Attualmente, Zenobi ha all’attivo otto cani già consegnati, cinque cani in preparazione e nove cuccioli che inizieranno il percorso a brevissimo. Mostra ai presenti un video, dove il cane da ausilio disabili lo aiuta (Andrea lavora stando seduto su una sedia a rotelle, simulando la disabilità) ad aprire i cassetti e le ante dei mobiletti (grazie a corde attaccate alle maniglie), a chiudere gli stessi (con un lieve colpo di zampa), a chiudere la porta di casa in uscita (sempre tirando delle corde con la bocca), oppure a estrarre i panni dalla lavatrice, o a portare oggetti come le chiavi dell’auto. Filmato molto emozionante, rende bene l’idea dell’aiuto che l’amico a quattro zampe può dare al suo umano più sfortunato. I cani addestrati a questo scopo sono a volte scelti in allevamento, a volte scelti da cucciolate dello stesso Zenobi. Sono consegnati al richiedente sterilizzati e vaccinati. Zenobi è un istruttore iscritto a Enci ma per quanto riguarda la preparazione dei cani da ausilio disabili ha seguito degli studi in Svizzera. Organizza lui stesso corsi per preparare nuovi istruttori a questo difficile ma gratificante compito. Il prossimo corso partirà a Cinto Caomaggiore (Venezia).

Per quanto riguarda l’autismo, i cani che lavorano con le persone affette da questo disturbo operano su alta funzionalità, sempre con lo scopo di dare maggiore autonomia al paziente autistico. Praticamente, una sorta di Pet Therapy h24!! Anche qui, la famiglia dell’autistico riesce ad acquistare una maggiore serenità.

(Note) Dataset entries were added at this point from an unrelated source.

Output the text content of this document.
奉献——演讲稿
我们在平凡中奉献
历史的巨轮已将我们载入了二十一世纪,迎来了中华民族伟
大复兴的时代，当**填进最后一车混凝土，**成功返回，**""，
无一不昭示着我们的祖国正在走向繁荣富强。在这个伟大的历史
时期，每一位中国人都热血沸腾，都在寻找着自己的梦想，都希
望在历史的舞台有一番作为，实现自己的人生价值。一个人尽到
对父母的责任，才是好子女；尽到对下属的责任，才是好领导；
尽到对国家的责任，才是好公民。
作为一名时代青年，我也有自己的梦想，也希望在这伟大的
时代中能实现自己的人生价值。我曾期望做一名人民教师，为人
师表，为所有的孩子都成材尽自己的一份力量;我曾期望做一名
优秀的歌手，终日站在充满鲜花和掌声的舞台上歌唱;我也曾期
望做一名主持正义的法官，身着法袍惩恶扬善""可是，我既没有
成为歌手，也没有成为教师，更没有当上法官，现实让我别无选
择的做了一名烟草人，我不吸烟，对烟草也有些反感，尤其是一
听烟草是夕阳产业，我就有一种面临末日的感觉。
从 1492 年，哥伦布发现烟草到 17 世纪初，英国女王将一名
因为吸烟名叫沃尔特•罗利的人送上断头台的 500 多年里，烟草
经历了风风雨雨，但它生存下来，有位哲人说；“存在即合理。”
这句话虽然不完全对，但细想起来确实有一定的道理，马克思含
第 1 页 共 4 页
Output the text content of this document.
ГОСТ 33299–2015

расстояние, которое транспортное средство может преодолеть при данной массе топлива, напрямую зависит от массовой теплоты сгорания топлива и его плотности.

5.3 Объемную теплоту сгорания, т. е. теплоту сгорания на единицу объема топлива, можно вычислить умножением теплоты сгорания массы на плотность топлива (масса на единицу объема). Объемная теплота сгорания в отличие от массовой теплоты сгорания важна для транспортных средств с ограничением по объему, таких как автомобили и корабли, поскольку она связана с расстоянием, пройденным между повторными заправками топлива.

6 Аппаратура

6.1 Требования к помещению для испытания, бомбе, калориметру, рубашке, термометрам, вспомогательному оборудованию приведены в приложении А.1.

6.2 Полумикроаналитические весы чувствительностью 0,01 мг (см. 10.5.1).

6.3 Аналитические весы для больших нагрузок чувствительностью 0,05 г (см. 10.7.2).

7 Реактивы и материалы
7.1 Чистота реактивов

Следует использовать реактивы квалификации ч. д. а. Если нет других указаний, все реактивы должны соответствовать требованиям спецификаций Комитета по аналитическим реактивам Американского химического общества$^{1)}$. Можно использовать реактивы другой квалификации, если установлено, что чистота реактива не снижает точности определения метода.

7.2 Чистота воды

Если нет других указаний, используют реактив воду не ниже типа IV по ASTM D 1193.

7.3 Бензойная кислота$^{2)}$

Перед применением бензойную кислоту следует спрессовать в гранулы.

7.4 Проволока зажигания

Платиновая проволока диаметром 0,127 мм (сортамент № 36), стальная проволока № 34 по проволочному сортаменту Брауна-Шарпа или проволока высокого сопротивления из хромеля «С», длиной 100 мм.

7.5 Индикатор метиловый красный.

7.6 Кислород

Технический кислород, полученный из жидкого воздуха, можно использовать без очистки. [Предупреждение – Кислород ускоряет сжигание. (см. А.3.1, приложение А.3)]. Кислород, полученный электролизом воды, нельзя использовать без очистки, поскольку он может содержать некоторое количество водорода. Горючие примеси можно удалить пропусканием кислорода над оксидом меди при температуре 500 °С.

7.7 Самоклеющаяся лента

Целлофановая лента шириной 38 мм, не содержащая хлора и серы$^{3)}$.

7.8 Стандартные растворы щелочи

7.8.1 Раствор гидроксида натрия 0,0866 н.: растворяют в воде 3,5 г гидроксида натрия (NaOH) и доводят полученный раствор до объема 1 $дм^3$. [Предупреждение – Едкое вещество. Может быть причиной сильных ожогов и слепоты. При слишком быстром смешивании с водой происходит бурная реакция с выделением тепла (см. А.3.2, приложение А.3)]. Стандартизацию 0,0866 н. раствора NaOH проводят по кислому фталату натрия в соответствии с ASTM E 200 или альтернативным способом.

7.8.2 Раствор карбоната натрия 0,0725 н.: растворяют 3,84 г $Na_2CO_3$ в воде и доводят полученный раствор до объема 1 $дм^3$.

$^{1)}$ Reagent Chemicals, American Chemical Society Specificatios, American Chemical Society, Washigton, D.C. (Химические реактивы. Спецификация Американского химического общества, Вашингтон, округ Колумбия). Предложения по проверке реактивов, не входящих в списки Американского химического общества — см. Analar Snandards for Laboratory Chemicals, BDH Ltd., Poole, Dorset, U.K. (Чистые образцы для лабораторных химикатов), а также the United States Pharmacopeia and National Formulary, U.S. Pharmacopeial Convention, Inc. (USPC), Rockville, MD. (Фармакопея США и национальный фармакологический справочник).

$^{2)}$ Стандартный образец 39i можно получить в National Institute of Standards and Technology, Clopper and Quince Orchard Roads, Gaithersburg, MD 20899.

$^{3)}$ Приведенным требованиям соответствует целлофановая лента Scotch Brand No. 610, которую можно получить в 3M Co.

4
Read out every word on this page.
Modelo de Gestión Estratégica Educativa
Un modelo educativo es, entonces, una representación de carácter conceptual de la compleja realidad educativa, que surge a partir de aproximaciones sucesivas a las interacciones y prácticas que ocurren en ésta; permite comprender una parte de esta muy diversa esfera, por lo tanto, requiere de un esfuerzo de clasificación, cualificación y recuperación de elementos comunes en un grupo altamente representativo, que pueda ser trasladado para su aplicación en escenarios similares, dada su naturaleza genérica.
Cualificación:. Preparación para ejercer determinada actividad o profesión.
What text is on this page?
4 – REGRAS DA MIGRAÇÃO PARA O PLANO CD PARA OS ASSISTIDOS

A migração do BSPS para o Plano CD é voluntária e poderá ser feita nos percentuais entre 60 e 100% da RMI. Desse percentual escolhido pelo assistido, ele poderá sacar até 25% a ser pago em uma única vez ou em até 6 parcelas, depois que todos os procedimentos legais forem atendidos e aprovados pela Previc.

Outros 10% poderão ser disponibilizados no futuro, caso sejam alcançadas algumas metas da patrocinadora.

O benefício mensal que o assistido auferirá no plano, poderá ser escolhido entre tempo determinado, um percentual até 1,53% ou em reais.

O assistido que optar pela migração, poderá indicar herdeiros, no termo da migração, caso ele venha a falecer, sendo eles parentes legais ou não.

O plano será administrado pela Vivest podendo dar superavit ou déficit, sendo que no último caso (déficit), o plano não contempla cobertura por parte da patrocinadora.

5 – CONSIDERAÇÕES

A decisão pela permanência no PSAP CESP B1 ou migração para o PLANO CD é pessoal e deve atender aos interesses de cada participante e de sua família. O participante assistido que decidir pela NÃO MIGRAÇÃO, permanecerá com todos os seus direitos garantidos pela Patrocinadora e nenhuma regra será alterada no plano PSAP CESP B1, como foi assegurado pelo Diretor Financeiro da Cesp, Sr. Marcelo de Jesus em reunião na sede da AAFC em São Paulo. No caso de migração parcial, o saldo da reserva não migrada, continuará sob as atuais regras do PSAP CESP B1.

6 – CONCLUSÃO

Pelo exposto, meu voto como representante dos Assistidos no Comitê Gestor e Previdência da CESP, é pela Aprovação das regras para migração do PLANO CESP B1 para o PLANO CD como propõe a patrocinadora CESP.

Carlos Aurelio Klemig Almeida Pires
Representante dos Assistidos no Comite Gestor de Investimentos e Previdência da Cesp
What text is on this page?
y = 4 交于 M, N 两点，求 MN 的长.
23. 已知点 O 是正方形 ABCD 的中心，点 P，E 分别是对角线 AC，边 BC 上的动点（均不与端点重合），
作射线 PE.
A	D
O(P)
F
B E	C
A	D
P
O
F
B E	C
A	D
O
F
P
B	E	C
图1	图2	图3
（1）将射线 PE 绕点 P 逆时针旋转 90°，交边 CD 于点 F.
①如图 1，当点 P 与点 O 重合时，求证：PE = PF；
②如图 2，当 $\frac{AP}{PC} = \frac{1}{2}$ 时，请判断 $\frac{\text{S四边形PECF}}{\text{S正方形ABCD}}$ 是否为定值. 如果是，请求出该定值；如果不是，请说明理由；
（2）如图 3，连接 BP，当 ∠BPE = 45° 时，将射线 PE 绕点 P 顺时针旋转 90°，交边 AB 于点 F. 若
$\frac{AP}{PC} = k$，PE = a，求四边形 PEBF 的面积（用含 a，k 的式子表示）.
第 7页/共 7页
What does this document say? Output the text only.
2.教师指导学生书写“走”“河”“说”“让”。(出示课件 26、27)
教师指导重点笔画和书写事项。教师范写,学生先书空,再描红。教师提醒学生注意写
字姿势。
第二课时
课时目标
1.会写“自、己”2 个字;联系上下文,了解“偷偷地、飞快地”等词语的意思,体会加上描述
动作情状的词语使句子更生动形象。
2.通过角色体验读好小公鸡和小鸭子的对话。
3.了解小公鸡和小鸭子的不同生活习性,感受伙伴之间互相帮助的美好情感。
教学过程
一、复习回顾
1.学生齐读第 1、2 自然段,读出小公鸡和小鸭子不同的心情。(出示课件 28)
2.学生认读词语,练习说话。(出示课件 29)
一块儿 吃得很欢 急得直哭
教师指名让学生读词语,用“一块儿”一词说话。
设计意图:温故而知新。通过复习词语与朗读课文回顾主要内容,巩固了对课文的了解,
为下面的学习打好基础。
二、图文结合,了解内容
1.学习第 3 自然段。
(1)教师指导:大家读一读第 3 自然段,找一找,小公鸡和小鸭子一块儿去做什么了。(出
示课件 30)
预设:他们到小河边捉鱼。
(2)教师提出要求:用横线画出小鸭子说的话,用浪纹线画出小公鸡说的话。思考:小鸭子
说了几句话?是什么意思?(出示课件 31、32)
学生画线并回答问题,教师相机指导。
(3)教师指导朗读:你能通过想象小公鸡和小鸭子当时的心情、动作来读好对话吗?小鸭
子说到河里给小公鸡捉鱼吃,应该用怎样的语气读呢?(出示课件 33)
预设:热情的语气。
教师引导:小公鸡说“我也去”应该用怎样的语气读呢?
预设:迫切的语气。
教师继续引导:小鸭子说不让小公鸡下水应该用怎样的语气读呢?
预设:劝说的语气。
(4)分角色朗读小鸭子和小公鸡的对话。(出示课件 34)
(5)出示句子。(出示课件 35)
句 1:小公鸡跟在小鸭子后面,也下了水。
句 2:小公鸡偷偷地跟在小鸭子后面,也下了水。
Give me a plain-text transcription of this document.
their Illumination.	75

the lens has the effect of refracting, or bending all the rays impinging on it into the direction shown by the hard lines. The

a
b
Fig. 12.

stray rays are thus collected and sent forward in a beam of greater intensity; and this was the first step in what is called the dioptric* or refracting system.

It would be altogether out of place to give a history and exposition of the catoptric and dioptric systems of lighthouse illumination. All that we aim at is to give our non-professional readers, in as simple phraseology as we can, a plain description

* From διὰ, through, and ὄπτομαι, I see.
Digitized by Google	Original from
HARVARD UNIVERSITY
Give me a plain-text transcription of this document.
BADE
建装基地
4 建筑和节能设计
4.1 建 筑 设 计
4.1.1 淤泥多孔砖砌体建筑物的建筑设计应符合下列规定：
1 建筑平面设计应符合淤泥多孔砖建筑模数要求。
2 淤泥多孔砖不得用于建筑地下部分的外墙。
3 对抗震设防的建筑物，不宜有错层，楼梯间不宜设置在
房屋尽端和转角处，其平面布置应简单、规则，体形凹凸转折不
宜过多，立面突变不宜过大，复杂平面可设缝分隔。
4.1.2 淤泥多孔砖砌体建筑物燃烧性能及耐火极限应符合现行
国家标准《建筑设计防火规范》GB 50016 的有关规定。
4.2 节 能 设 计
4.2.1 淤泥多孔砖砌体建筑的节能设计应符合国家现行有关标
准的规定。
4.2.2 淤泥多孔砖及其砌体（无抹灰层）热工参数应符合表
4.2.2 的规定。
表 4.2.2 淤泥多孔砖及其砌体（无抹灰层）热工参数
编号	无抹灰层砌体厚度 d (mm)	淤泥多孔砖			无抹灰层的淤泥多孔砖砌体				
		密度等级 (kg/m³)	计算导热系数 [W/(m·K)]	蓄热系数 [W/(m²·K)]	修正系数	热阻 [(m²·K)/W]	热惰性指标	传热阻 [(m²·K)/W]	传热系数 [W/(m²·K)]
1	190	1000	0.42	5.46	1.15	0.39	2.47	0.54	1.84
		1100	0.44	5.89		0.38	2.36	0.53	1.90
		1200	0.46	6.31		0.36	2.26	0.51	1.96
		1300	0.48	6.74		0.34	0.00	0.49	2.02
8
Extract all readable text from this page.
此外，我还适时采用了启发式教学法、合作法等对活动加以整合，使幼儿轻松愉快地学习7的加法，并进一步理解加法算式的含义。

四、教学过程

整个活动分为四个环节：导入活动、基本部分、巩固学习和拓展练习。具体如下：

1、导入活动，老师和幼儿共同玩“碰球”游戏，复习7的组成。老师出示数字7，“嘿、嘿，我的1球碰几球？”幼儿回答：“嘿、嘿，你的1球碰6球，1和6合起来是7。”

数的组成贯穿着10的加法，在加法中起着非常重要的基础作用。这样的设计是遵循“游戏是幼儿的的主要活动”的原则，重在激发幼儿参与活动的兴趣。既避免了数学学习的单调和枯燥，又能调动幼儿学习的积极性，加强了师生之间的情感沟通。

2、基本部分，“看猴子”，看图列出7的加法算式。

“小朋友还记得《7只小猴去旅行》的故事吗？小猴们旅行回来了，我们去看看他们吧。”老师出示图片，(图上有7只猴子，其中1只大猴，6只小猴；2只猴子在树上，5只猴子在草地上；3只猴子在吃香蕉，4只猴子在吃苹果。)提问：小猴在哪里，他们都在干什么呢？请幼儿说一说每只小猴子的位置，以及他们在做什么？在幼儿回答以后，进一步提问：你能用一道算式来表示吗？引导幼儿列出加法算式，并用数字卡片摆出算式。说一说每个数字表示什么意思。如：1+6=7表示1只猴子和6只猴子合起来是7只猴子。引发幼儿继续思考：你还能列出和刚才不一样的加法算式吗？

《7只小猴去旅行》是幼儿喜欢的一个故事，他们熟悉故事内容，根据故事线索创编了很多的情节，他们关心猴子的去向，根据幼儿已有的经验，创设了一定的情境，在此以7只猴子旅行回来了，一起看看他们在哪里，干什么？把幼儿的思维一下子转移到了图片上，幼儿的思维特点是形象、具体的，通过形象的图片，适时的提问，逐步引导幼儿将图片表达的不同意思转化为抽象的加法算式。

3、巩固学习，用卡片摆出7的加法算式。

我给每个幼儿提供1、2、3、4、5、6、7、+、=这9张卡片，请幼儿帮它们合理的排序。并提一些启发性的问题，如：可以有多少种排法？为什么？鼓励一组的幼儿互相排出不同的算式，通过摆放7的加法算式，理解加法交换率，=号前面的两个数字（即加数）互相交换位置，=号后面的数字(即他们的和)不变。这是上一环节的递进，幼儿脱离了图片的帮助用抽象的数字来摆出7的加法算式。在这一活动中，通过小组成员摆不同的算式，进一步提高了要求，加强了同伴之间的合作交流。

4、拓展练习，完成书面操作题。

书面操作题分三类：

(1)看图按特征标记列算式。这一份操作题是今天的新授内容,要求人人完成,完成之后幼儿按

Dato che l’autismo è un insieme di difficoltà nella comunicazione e una serie di stereotipie nei movimenti, il cane deve essere preparato ad affrontare anche questo.

Una bella lezione di vita per tutti, che spesso diamo i nostri amici a quattro zampe quasi per scontati, ma quanto possono dare ai loro umani, senza chiedere molto in cambio!!